The reasoning is predictable and simplistic: rising costs of running their business. Of course, how you stop production costs from rising when you keep on giving out free power to your staff and relatives, we are told!And, it isn’t the principle of free power that counts; it’s the amount they ask for that bothers consumers, especially when Tanesco staff rush to the Energy and Water Utilities Regulatory Authority (EWURA) begging for more tariffs as if their consumers have all the money to waste on their not-so-efficient services.
Tanesco is one of the last vestiges of public institutions which needs a thorough policy rethink what with so much alternative sources of energy on the horizons.
To say that Tanesco needs to go private is possibly an ugly understatement. Last week, we published a report on reliable authority that while Tanesco was to start using new tariffs ostensibly in order to cut down operational deficits, the utility body was also in dire financial straits, incurring up a billion shillings in free power to its staff monthly.
Every month, a senior Tanesco staff gets up to 750 units of free power – more than five times an ordinary consumer would get. Do these Tanesco employees run industries in their homes, if we may ask?
Tanesco staff is known for its perennial complaints about low pay; but how much of a burden do they inflict on low-income earners from their highly inflated and imaginary bills?
We accept that workers across the country deserve incentives, but too much of a free meal within Tanesco is hurting its power consumers.

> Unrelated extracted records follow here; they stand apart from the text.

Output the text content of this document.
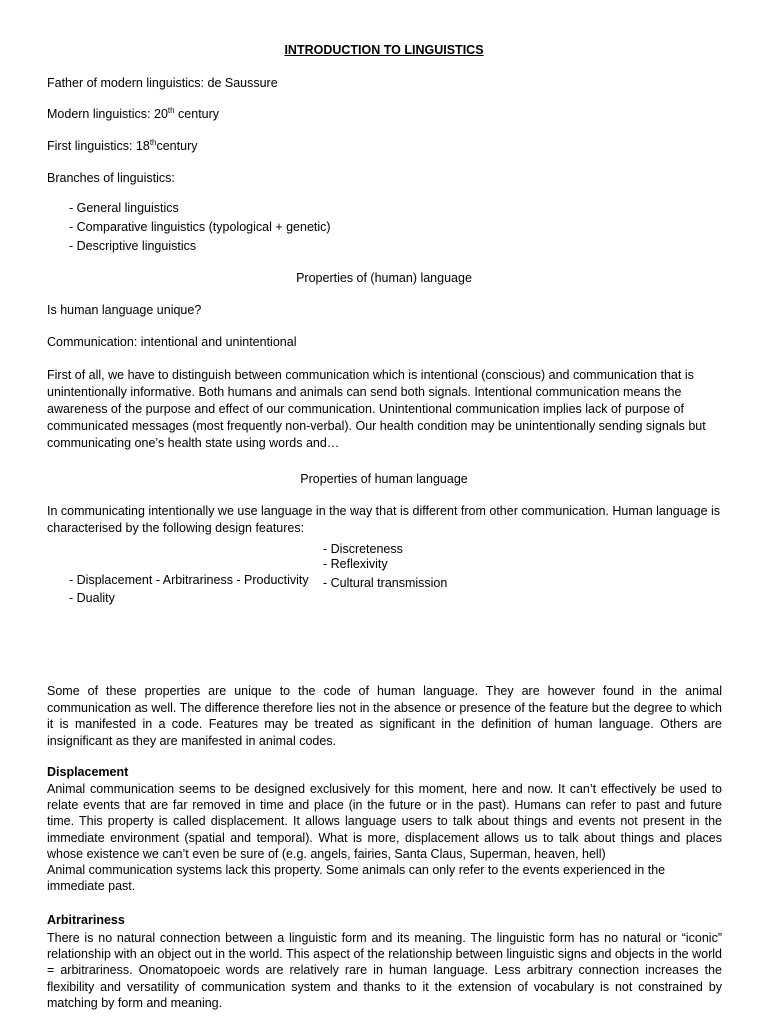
INTRODUCTION TO LINGUISTICS
Father of modern linguistics: de Saussure
Modern linguistics: 20th century
First linguistics: 18thcentury
Branches of linguistics:
- General linguistics
- Comparative linguistics (typological + genetic)
- Descriptive linguistics
Properties of (human) language
Is human language unique?
Communication: intentional and unintentional
First of all, we have to distinguish between communication which is intentional (conscious) and communication that is unintentionally informative. Both humans and animals can send both signals. Intentional communication means the awareness of the purpose and effect of our communication. Unintentional communication implies lack of purpose of communicated messages (most frequently non-verbal). Our health condition may be unintentionally sending signals but communicating one’s health state using words and…
Properties of human language
In communicating intentionally we use language in the way that is different from other communication. Human language is characterised by the following design features:
- Discreteness
- Reflexivity
- Cultural transmission
- Displacement - Arbitrariness - Productivity
- Duality
Some of these properties are unique to the code of human language. They are however found in the animal communication as well. The difference therefore lies not in the absence or presence of the feature but the degree to which it is manifested in a code. Features may be treated as significant in the definition of human language. Others are insignificant as they are manifested in animal codes.
Displacement
Animal communication seems to be designed exclusively for this moment, here and now. It can’t effectively be used to relate events that are far removed in time and place (in the future or in the past). Humans can refer to past and future time. This property is called displacement. It allows language users to talk about things and events not present in the immediate environment (spatial and temporal). What is more, displacement allows us to talk about things and places whose existence we can’t even be sure of (e.g. angels, fairies, Santa Claus, Superman, heaven, hell)
Animal communication systems lack this property. Some animals can only refer to the events experienced in the immediate past.
Arbitrariness
There is no natural connection between a linguistic form and its meaning. The linguistic form has no natural or “iconic” relationship with an object out in the world. This aspect of the relationship between linguistic signs and objects in the world = arbitrariness. Onomatopoeic words are relatively rare in human language. Less arbitrary connection increases the flexibility and versatility of communication system and thanks to it the extension of vocabulary is not constrained by matching by form and meaning.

Before the new incentives, Tanesco staff – now estimated at a hefty bureaucracy of 5,000 – were buying power at a nominal Sh6.90 per unit. At that rate, they would pay a paltry Sh6,313.50 for 759 units instead of the commercial rate of Sh206,901.02 which other consumers have to pay.
In other words, Tanesco loses Sh287,940.20 in free power every month from each of its 5,000 staff. Apart from other colossal running costs, the staff cannot use all the free power at their disposal – a huge waste which would have gone to serve other public services.
Every month, a single employee retains surplus power which can be used even when some leave the company, our records show. In a way, Tanesco is made to produce power which it gives out for free, our source says.
Obviously, we do not begrudge the fact that Tanesco staff do get, and deserve to get, free power.
Yet 750 units is just way out of proportion.